Pour l’instant, Yoka prévoit de revenir régulièrement au pays animer des masterclasses gratuites, convaincue que le partage d’expérience constitue le meilleur accélérateur de carrière pour ses cadettes.
« Si mon parcours peut prouver qu’il est possible d’aller loin sans renier ses racines, alors la mission est accomplie », confie-t-elle, sourire tranquille, avant de regagner un studio londonien pour une séance photo.
Les observateurs du secteur, à l’image du styliste franco-congolais Edouard Mbemba, voient dans cette percée une opportunité de renforcer les chaînes de valeur locales, du coton transformé à Ouesso jusqu’à la confection à Brazzaville.
Une étude de l’Université Marien-Ngouabi estime qu’une filière mode intégrée pourrait créer 4 000 emplois directs en cinq ans, de la logistique aux métiers numériques, si un cadre fiscal incitatif est maintenu.
Le marché intérieur représente également un vivier. Les défilés urbains organisés à Oyo, Dolisie ou Pointe-Noire attirent désormais un public prêt à investir dans des créations locales, signe d’une consommation culturelle en pleine mutation.

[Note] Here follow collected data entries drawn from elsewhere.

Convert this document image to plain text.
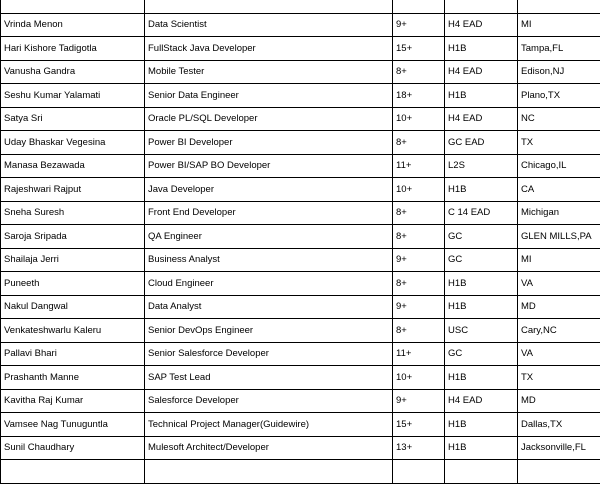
Vrinda Menon	Data Scientist	9+	H4 EAD	MI
Hari Kishore Tadigotla	FullStack Java Developer	15+	H1B	Tampa,FL
Vanusha Gandra	Mobile Tester	8+	H4 EAD	Edison,NJ
Seshu Kumar Yalamati	Senior Data Engineer	18+	H1B	Plano,TX
Satya Sri	Oracle PL/SQL Developer	10+	H4 EAD	NC
Uday Bhaskar Vegesina	Power BI Developer	8+	GC EAD	TX
Manasa Bezawada	Power BI/SAP BO Developer	11+	L2S	Chicago,IL
Rajeshwari Rajput	Java Developer	10+	H1B	CA
Sneha Suresh	Front End Developer	8+	C 14 EAD	Michigan
Saroja Sripada	QA Engineer	8+	GC	GLEN MILLS,PA
Shailaja Jerri	Business Analyst	9+	GC	MI
Puneeth	Cloud Engineer	8+	H1B	VA
Nakul Dangwal	Data Analyst	9+	H1B	MD
Venkateshwarlu Kaleru	Senior DevOps Engineer	8+	USC	Cary,NC
Pallavi Bhari	Senior Salesforce Developer	11+	GC	VA
Prashanth Manne	SAP Test Lead	10+	H1B	TX
Kavitha Raj Kumar	Salesforce Developer	9+	H4 EAD	MD
Vamsee Nag Tunuguntla	Technical Project Manager(Guidewire)	15+	H1B	Dallas,TX
Sunil Chaudhary	Mulesoft Architect/Developer	13+	H1B	Jacksonville,FL
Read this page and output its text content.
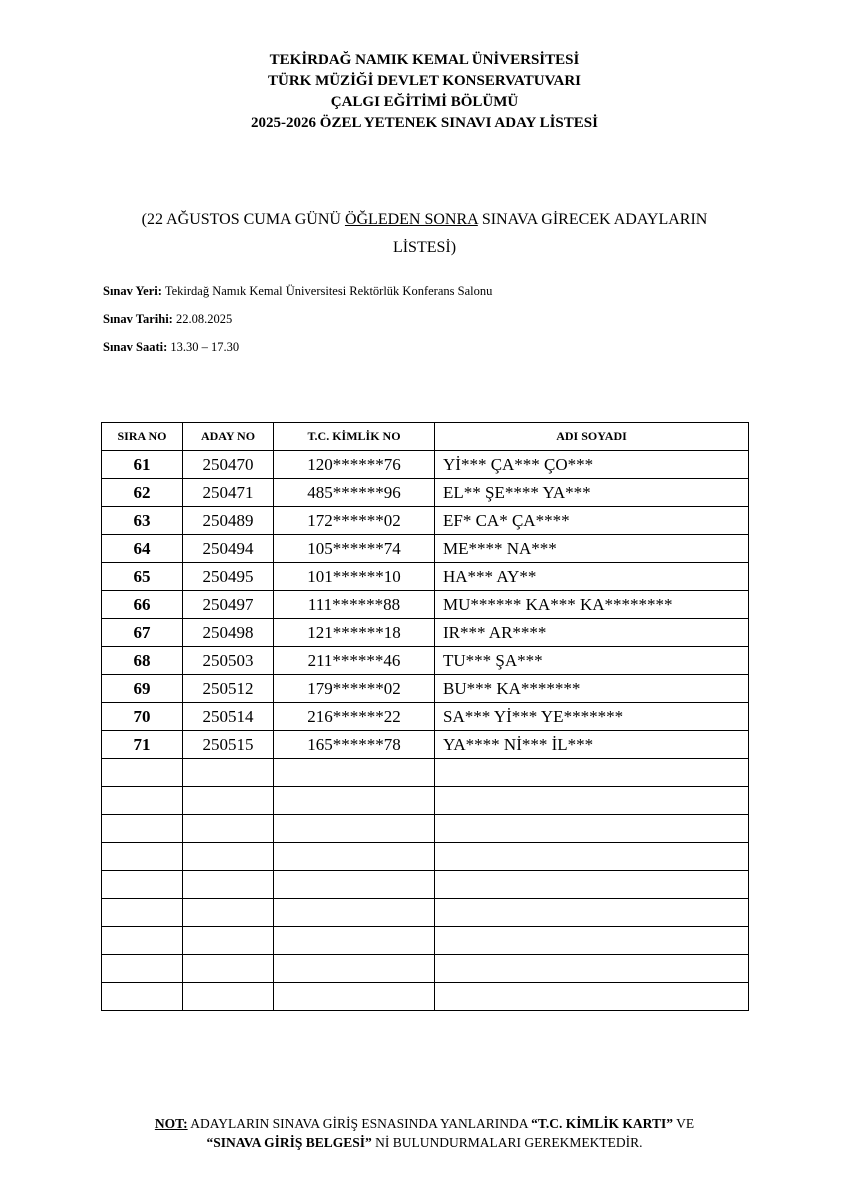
TEKİRDAĞ NAMIK KEMAL ÜNİVERSİTESİ
TÜRK MÜZİĞİ DEVLET KONSERVATUVARI
ÇALGI EĞİTİMİ BÖLÜMÜ
2025-2026 ÖZEL YETENEK SINAVI ADAY LİSTESİ
(22 AĞUSTOS CUMA GÜNÜ ÖĞLEDEN SONRA SINAVA GİRECEK ADAYLARIN
LİSTESİ)
Sınav Yeri: Tekirdağ Namık Kemal Üniversitesi Rektörlük Konferans Salonu
Sınav Tarihi: 22.08.2025
Sınav Saati: 13.30 – 17.30
SIRA NO	ADAY NO	T.C. KİMLİK NO	ADI SOYADI
61	250470	120******76	Yİ*** ÇA*** ÇO***
62	250471	485******96	EL** ŞE**** YA***
63	250489	172******02	EF* CA* ÇA****
64	250494	105******74	ME**** NA***
65	250495	101******10	HA*** AY**
66	250497	111******88	MU****** KA*** KA********
67	250498	121******18	IR*** AR****
68	250503	211******46	TU*** ŞA***
69	250512	179******02	BU*** KA*******
70	250514	216******22	SA*** Yİ*** YE*******
71	250515	165******78	YA**** Nİ*** İL***

NOT: ADAYLARIN SINAVA GİRİŞ ESNASINDA YANLARINDA “T.C. KİMLİK KARTI” VE
“SINAVA GİRİŞ BELGESİ” Nİ BULUNDURMALARI GEREKMEKTEDİR.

Pour capter cette demande, Lena Models Academy envisage de lancer une boutique en ligne regroupant tenues, accessoires et prestations de mannequins, un modèle hybride mêlant e-commerce et service, adapté aux habitudes digitales des moins de trente ans.
Dans l’immédiat, le parcours londonien de Ketsia Chelsea Yoka demeure une histoire de talent et de discipline, mais il préfigure aussi l’apparition d’un écosystème créatif où chaque victoire individuelle rayonne sur la collectivité.
L’avenir dira si cette flamme grandissante allumera durablement la scène mode congolaise.